Game theory has been used extensively in wireless networks research to develop understanding of stable operation points for networks made of autonomous/selfish nodes. The nodes are considered as the players. Utility functions are often chosen to correspond to achieved connection rate or similar technical metrics. The studies done in this context can be grouped as below:

=== Medium access games for 802.11 WLAN ===
Various studies have analyzed radio resource management problems in 802.11 WLAN networks. In such random access studies, researchers have considered selfish nodes, who try to maximize their own utility (throughput) only, and control their channel access probabilities to maximize their utilities.

=== Power control games in CDMA systems ===
Power control refers to the process through which mobiles in CDMA cellular settings adjust their transmission powers so that they do not create unnecessary interference to other mobiles, trying, nevertheless, to achieve the required quality of service. Power control can be centralized in nature, where the base station dictates and assigns transmitter power levels to mobiles based on their link qualities, or they can be distributed, in which mobiles update their powers autonomously, independent of the base station, based on perceived service quality. In such distributed settings, the mobiles can be considered to be selfish agents (players) who try to maximize their utilities (often modeled as corresponding throughputs). Game theory is considered to be a powerful tool to study such scenarios.
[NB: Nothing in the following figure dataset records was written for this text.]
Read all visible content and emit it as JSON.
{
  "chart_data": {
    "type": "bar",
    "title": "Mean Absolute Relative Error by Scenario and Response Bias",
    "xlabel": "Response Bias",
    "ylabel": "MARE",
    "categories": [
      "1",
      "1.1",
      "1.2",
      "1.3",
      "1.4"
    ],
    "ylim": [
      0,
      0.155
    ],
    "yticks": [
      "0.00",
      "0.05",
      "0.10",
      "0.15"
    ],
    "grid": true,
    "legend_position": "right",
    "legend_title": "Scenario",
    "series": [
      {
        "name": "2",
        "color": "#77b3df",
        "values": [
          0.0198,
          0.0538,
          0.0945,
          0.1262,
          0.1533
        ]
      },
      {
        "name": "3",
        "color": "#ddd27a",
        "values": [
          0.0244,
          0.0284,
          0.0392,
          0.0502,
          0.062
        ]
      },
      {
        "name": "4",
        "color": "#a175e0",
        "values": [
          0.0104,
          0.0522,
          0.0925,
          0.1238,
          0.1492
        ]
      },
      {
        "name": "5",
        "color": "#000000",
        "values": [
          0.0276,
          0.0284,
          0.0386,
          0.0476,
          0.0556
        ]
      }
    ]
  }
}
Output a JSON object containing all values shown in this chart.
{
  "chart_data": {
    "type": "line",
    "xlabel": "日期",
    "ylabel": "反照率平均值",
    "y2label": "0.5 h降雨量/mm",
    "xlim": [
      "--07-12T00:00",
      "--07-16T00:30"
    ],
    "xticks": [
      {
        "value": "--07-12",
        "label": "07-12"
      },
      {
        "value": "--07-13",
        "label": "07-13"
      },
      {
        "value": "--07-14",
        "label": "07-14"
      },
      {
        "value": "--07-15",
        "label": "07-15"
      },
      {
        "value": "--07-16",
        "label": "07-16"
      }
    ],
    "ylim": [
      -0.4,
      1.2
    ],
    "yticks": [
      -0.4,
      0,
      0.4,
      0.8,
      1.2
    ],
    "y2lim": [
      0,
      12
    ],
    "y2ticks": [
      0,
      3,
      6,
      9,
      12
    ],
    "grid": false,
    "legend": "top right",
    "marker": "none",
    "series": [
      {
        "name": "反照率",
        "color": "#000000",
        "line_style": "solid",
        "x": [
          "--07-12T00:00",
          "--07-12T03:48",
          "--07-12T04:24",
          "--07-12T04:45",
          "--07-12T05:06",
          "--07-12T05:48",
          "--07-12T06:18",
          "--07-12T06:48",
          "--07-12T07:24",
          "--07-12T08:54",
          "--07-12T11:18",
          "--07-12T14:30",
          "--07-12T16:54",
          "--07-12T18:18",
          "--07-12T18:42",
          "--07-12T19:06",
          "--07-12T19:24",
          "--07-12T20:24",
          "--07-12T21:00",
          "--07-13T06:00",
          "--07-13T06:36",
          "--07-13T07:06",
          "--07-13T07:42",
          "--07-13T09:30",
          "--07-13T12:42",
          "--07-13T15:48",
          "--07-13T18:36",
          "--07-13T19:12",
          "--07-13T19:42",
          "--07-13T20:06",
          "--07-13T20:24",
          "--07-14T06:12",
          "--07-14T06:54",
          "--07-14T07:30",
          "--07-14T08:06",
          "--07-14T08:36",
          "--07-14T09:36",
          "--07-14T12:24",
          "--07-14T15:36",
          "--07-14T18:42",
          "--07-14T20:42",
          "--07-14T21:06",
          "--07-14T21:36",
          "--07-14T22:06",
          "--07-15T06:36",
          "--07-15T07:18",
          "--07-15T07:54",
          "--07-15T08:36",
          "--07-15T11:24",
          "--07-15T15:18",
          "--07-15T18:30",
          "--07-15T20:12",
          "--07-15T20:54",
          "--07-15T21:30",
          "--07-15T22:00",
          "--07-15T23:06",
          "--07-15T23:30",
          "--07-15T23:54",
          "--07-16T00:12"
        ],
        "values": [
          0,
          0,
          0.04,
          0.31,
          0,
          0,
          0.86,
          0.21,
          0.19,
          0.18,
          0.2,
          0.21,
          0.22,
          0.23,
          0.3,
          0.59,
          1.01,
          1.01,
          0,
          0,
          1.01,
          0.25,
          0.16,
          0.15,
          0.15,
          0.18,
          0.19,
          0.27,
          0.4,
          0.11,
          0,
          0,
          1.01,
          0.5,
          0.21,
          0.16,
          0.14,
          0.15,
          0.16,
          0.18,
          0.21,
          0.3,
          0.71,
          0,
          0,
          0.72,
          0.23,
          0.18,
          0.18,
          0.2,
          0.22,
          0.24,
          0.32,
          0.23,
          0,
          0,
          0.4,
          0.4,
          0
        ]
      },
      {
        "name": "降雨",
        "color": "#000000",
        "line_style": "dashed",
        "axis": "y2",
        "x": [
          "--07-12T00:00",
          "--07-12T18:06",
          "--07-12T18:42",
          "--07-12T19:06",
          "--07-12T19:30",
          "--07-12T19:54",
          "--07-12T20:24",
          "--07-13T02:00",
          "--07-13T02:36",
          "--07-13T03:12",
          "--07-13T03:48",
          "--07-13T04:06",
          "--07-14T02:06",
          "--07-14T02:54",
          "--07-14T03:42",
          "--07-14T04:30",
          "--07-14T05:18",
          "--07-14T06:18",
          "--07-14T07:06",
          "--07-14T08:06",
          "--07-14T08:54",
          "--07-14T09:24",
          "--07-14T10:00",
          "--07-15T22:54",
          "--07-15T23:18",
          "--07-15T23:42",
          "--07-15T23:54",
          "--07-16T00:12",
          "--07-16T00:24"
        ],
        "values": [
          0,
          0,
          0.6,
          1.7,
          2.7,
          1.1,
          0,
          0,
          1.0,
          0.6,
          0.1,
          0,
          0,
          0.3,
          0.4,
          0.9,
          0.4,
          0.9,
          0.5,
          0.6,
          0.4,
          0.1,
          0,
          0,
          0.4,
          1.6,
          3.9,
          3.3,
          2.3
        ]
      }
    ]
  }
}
==Applications of cooperative game theory (coalitions) in wireless networks research==

=== Coalitional game theory in wireless networks ===
Coalitional game theory is a branch of game theory that deals with cooperative behavior. In a coalitional game, the key idea is to study the formation of cooperative groups, i.e., coalitions among a number of players. By cooperating, the players can strengthen their position in a given game as well as improve their utilities. In this context, coalitional game theory proves to be a powerful tool for modeling cooperative behavior in many wireless networking applications such as cognitive radio networks, wireless system, physical layer security, virtual MIMO, among others.